Testo (parte): Me accuso de lu corpus Domini, ke indignamente lu ricevì. De tutti li peccati ke homo pote fare et devedi, me nde accuso…

Traduzione: mi accuso del corpo del Signore, che indegnamente ricevetti. Di tutti i peccati che un uomo può fare e pensare, me ne accuso…

L’importanza linguistica

La formula mostra l’adattamento del volgare umbro a un contesto sacro. La lingua doveva essere chiara per permettere al fedele di esprimere il proprio pentimento. Questo documento anticipa l’uso letterario del volgare umbro che troverà la sua massima espressione nel Cantico delle Creature di San Francesco d’Assisi.

L’iscrizione di San Clemente (fine XI sec.)

Iscrizione di San Clemente

Contesto e datazione

Negli affreschi della Basilica inferiore di San Clemente a Roma (fine XI secolo) è raffigurata la leggenda del prefetto Sisinnio. Le parole dei personaggi sono scritte in “fumetti” sopra le loro teste.

Testo e traduzione

  • Sisinnio: fili de le pute, traite. (Figli di puttana, tirate!)
  • Servi: Gosmari, Albertel, traite. / Falite de retro co lo palo, Carvoncelle!
  • San Clemente: duritiam cordis vestri, saxa traere meruistis. (A causa della durezza del vostro cuore, avete meritato di trascinare sassi.)

L’importanza linguistica

L’affresco mette in scena la coesistenza di diversi registri linguistici. I servi e Sisinnio usano un volgare romanesco plebeo. San Clemente parla in un latino dotto ed ecclesiastico. È uno spaccato realistico della società dell’epoca, che mostra come il volgare fosse la lingua della vita quotidiana, mentre il latino rimaneva quella della cultura.
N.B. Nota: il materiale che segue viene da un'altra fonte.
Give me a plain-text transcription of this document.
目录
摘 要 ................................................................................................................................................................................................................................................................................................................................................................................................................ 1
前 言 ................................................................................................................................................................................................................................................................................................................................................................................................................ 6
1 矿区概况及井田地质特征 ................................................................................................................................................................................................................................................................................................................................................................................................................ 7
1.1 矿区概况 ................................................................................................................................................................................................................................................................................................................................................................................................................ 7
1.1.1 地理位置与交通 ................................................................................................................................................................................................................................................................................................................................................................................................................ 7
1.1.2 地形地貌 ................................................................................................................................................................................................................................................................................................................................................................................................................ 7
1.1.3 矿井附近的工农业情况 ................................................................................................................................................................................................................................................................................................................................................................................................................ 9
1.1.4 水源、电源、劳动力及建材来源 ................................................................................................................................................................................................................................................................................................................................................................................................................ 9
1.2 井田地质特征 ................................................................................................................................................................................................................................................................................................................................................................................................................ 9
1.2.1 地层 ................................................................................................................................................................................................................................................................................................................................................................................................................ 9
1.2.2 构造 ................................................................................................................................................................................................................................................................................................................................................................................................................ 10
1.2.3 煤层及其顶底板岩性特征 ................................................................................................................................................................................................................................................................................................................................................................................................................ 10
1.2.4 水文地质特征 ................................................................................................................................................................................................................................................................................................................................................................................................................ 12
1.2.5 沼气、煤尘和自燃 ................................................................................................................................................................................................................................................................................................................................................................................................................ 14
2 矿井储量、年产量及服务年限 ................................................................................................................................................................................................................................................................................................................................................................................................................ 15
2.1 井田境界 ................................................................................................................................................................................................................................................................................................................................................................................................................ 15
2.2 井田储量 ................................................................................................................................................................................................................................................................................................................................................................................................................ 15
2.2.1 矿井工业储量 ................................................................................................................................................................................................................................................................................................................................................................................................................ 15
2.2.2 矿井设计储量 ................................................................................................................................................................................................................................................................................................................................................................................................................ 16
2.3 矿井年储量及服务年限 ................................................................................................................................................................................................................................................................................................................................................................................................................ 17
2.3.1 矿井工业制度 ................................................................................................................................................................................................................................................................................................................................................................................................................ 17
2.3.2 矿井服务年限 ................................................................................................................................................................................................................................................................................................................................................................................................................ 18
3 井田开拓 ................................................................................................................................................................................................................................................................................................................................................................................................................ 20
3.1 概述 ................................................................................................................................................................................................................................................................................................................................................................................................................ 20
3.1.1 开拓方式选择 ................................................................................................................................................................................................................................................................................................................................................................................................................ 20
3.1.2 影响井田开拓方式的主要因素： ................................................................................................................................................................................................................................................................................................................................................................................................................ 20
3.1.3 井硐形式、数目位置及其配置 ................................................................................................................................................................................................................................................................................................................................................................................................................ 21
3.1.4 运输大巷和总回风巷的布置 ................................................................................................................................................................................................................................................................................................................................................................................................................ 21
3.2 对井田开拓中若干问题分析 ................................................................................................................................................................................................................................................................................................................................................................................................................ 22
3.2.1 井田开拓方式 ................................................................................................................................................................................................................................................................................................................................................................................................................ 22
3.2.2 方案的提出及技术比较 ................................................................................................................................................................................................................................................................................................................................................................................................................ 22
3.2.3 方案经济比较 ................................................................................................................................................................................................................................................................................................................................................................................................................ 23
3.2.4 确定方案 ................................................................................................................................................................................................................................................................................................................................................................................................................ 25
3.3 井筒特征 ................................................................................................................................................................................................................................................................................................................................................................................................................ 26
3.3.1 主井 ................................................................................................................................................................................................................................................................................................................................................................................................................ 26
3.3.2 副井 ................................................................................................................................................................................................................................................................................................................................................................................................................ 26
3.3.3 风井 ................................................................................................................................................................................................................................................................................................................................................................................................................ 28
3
Il ritmo bellunese (ca. 1193)

Contesto e datazione

Questa cantilena, databile al 1193 circa, è una cronaca in versi della vittoria dei soldati di Belluno e Feltre contro quelli di Treviso. È uno dei primi esempi di uso del volgare con finalità narrative e celebrative, un passo fondamentale verso la letteratura.

Testo e traduzione

Testo (parte): De Castel d’Ard ha pres i bona part. / I lo getà tutto intro lo flumo d’Ard…

Traduzione: di Casteldardo ha preso la maggior parte. / E lo gettò tutto dentro il fiume Ardo…

L’importanza linguistica

Il ritmo bellunese rappresenta un anello di congiunzione tra il documento pratico e la poesia. Sebbene la sua qualità artistica sia modesta, è la prima volta che il volgare viene impiegato per raccontare un evento storico. La lingua è un volgare veneto con influenze dal francese epico, a testimonianza di una ricerca di uno stile già più elevato.